日本地球惑星科学連合2024年大会

講演情報

[E] 口頭発表

セッション記号 S (固体地球科学) » S-EM 固体地球電磁気学

[S-EM12] Electric, magnetic and electromagnetic survey technologies and scientific achievements

2024年5月26日(日) 09:00 〜 10:15 304 (幕張メッセ国際会議場)
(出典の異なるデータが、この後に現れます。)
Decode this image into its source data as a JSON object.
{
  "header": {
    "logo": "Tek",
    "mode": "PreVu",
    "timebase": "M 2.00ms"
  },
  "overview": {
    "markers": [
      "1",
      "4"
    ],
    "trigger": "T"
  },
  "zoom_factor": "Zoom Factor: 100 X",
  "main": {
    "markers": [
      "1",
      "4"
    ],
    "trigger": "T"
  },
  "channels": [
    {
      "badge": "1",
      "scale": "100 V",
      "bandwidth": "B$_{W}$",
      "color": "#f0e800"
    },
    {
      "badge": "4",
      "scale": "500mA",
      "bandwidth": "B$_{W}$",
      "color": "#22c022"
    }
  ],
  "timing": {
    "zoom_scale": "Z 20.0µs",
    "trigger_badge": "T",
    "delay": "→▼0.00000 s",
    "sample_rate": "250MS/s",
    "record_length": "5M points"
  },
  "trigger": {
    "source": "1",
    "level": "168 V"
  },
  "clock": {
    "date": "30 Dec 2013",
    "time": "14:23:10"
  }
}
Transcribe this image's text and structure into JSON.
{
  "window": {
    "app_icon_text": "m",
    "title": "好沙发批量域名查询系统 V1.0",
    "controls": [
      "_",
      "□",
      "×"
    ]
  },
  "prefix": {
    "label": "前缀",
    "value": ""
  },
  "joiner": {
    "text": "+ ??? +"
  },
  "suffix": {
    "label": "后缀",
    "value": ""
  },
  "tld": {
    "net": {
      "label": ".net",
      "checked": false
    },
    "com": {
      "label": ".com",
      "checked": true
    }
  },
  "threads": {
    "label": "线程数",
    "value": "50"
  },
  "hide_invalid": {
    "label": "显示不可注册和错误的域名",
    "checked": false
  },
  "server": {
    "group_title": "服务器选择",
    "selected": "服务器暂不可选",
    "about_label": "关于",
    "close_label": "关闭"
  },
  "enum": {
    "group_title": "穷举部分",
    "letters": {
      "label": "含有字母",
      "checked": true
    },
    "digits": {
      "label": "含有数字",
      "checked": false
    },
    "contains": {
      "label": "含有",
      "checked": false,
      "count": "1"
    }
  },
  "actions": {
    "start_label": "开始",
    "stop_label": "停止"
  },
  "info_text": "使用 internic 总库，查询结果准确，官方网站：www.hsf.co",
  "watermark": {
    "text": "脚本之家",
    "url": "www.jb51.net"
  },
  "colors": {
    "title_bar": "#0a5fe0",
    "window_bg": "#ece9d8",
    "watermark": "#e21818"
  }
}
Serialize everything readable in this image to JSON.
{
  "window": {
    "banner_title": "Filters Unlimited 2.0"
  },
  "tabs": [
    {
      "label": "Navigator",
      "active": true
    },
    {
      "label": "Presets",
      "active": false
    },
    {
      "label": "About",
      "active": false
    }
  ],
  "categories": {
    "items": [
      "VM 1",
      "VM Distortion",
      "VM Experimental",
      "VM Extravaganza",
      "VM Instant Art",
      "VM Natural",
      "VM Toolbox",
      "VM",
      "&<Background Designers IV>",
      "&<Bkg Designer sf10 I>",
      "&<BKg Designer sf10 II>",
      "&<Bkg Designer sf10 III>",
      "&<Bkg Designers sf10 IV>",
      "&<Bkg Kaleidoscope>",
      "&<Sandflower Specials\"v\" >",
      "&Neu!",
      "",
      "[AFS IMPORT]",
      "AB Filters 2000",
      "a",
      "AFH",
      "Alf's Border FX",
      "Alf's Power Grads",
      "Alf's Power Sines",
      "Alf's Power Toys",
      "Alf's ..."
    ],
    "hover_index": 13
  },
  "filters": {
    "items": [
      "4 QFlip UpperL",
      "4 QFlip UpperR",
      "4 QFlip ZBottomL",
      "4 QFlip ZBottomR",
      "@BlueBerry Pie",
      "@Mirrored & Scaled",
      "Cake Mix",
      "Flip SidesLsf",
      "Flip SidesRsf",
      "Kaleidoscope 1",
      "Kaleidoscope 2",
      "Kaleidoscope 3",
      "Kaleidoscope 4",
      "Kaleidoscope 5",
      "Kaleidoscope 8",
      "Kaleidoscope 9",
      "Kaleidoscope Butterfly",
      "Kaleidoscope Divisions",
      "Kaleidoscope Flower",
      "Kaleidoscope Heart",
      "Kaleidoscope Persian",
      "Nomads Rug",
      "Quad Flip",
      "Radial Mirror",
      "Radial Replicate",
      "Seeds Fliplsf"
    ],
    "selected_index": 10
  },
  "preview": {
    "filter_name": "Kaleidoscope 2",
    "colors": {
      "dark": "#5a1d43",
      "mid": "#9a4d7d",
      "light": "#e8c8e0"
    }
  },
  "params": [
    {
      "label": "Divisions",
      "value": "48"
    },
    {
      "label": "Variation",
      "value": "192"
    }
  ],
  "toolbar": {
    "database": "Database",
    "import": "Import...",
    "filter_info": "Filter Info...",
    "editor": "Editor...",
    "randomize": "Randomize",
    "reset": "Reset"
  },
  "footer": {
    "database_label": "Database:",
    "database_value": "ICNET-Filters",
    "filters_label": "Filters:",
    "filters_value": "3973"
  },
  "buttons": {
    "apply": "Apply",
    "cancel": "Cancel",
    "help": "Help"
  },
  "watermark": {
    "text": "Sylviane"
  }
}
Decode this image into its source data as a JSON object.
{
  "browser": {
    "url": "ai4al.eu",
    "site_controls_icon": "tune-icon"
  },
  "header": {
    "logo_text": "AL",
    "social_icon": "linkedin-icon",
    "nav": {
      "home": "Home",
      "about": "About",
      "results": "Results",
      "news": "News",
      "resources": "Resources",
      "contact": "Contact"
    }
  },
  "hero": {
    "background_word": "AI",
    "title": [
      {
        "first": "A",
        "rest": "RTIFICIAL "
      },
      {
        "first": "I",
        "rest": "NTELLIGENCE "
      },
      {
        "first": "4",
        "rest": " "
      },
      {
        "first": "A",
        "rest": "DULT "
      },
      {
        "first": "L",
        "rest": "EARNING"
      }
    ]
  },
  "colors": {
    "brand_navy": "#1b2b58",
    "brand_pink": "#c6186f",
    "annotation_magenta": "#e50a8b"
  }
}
コンビーナ:後藤 忠徳(兵庫県立大学大学院理学研究科)、臼井 嘉哉(東京大学地震研究所)、Li Yuguo(Ocean University of China)、Heise Wiebke(GNS Science, PO Box 30368, Lower Hutt, New Zealand)、座長:藤田 清士(大阪大学院工学研究科)、鈴木 健士(京都大学大学院理学研究科附属地球熱学研究施設)

09:00 〜 09:15

[SEM12-01] 断層岩石の比抵抗-浸透率に関する普遍性と多様性

★招待講演

*澤山 和貴1 (1.京都大学大学院理学研究科附属地球熱学研究施設 )

キーワード:浸透率、比抵抗、断層、亀裂密度、デジタル岩石物理、異方性

地下の比抵抗構造は,地殻流体やその輸送特性を評価するための良い指標となる。近年の電磁探査の進歩によって,地殻応力の変化による電気比抵抗の変化が検出されるようになり,ここから地下流体の流れの変化を予測できる可能性がある。地下の浸透率の不均質性は,地熱や地震活動に大きな影響を与えるが,原位置での流体の流れを推定することは難しい。地上から観測可能な比抵抗を用いて地下の浸透率を推定できれば有益である。このような浸透率推定モデルは,多孔質媒体の比抵抗に基づくモデルは提案されているものの,亀裂性岩石に関してはほとんど研究されていない。断層は地下浅部に普遍的に存在し,その浸透率の高さから地下の熱・物質輸送を支配している。しかし亀裂性岩石の岩石物理モデルがないため,電磁探査の技術的進歩にも関わらず,そのデータを定量的に解釈することができないという問題点があった。そこで本研究では,亀裂表面の粗さ,せん断変位,化学的侵食の程度,母岩の空隙率を変化させた様々な亀裂モデルについて数値シミュレーションを行い,垂直応力の増加に伴う浸透率と比抵抗の変化における普遍性と多様性について調べた。
計算に使用したデジタル岩石亀裂は,花崗岩(庵治花崗岩と稲田花崗岩)の天然亀裂に基づいて,粗さとせん断変位を制御し,数値的に作成した。それぞれの亀裂モデルに対して、半無限体接触理論を用いて100MPaまでの垂直応力を載荷した。変形した開口幅分布をもとに,格子ボルツマン法及び有限要素法を用いてそれぞれ亀裂内流体流動および電気比抵抗のシミュレーションを行った。各シミュレーションのパラメータは室内実験に基づいて決定ししている。
数値解析の結果,垂直応力上昇時の浸透率と比抵抗の変化は,粗さとせん断変位の両方に影響されることがわかった。またせん断変位に平行/垂直な方向の浸透率異方性も,高い応力条件下では特に顕著であった。一方で,浸透率-比抵抗の関係は粗さ・せん断変位・亀裂の大きさに依存しない普遍的な関係が見いだされた。浸透率-比抵抗の両対数プロットは直線の関係にあり,流路のパーコレーションに伴って屈曲を示す。この直線の傾きは,等価流路モデルに基づくと,屈曲度ないしはArchieの膠結指数と相関する。この普遍的な結果は,断層の浸透率の変遷は,亀裂の大きさや微細構造に関係なく,比抵抗の変化で定式化できることを示唆している。その一方で,母岩の空隙率や亀裂密度が変化するとこれらの傾向は多様に変化し,浸透率の変化に対する電磁気観測の感度を変化させる。